Representative Faye Hanohano (D – Hawaiian Acres, Pahoa, Kalapana) also co-introduced the measure.

"It's already growing, of course, it's illegal but we do have the highest medical permits on Hawaii Island because we do have a lot of people who are in need of medical marijuana.  I did also introduce a Compassion Center bill so that they wouldn't have to go to the black market to get their marijuana.  It is an economic driver and also it takes care of the health for people that are in need—especially people that have cancer," Hanohano said.

The proposal has gotten mixed reactions from organizations that both oppose and support efforts to legalize marijuana use in Hawai'i.

Alan Shinn, Executive Director of Coalition for a Drug Free Hawai'i, thinks the bill is misguided.  Shinn says if marijuana is grown here, it's going to be used here.
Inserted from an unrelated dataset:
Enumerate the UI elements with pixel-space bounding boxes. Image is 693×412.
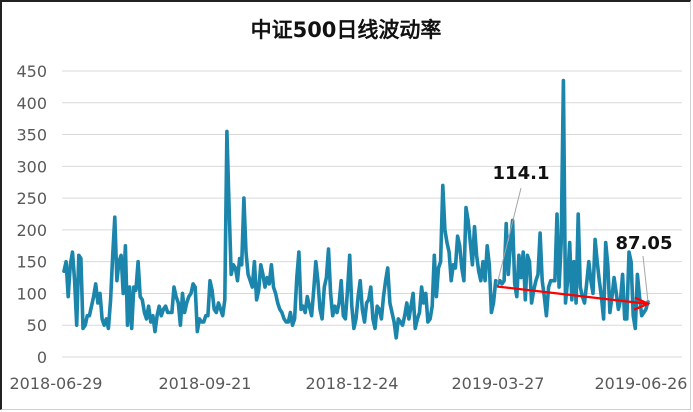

Michael Attocknie, Executive Director of the Drug Policy Forum of Hawai'i, says lawmakers should be focusing instead on access to medical marijuana, which is legal here.

"Our first priority is to ensure that in-state patients have access to medical marijuana through state dispensaries," explained Attocknie.

Cabanilla says that's something to consider, but for now says Hawai'i shouldn't miss out on the opportunity to lead the way as a marijuana manufacturing state.

"I don't agree that our people should be using it, but I mean if those countries that have accepted it for their people and they have laws in place for it – who am I to judge?" Cabanilla said.

Cabanilla admits there are a lot of unanswered questions: where would the marijuana be grown?  Would the state partner with private farmers?  Should the tax on the sale of pot be as high as 25%?  Cabanilla says these are all thing the working group, which would be established by the Department of Business, Economic Development and Tourism in conjunction with the Department of Agriculture, will have to figure out.

At this time, the bill still hasn't been referred to any committees for a hearing.